By Natalie Morrison+

30-May-2012

The US drug industry has welcomed news that Senate has passed the FDA’s amended User Fee Reauthorization Bill in the hopes it will mean a safer global supply chain.

Following months of negotiations over the law – which allows the FDA (US Food and Drug Administration) to collect more money from manufacturers – the act will for the first time charge generics makers an inspection fee under the new Generic Drug User Fee Act (GDUFA).

Many have hailed the legislation – which now requires all foreign and domestic drug production facilities be inspected – as a much needed step towards harmonisation internationally. The regulator also believes the move means it will cut generics review times down from 30 months to 10 months.

In a response to the news, SOCMA (Society of Chemical Manufacturers and Affiliates) member group Bulk Pharmaceuticals Task Force (BPTF),  said: “The GDUFA levels the playing field for domestic pharmaceutical producers by requiring that all foreign and domestic drug production facilities be inspected, a key step in improving the drug supply chain.”

BPTF chair Patty Benson welcomed the changes, adding that the goal has always been to: “hold all players contributing to the US generic drug system to the same inspection standards and enhance the agency’s ability to identify and track registration and contributors involved in each drug product sold in the US.”

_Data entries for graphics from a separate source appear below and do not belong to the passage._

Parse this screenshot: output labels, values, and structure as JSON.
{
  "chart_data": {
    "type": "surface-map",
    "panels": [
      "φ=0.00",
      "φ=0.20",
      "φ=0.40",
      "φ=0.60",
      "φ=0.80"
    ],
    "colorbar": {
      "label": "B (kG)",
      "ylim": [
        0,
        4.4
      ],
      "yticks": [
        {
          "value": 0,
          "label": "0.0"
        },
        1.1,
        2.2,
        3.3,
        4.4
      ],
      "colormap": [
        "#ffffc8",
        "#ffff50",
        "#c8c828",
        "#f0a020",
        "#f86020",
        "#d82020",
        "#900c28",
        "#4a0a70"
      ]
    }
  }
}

Democrat Tom Harkin, chair of the Senate Health, Education, Labour and Pensions (HELP) Committee, who drew up the bill, told congress the move is a bid to bring the regulator’s global drug supply chain authority into the present day.

The main debate for passing the law came from the Congressional Budget Office (CBO), who estimated the bill will increase the federal deficit by $247m (€198m) over the next decade.

However, with the FDASIA (Food and Drug Administration Safety and Innovation Act) vying for a tighter grip on the global supply chain, the CBO was satisfied the new act could reduce spending by up to $750m over the same period.

And with a further $299m per year coming from generic drugmakers, it seems the decision is a “win-win,” as Harkin put it.

A prescription for success?

The amendment also included the reauthorisation of the Prescription Drug User Fee Act (PDUFA) which will require drugmakers to pay fees totalling $4.1bn over the next five years.

PhRMA (Pharmaceutical Manufacturers’ Association) lent its support to the act. Senior VP Matthew Bennett said: “By reauthorizing PDUFA, members of both sides of the aisle have taken an important step forward toward providing the FDA with much-needed resources and management tools to support patient safety and to promote innovation through increased consistency and efficiency in FDA’s science-based human drug review program.”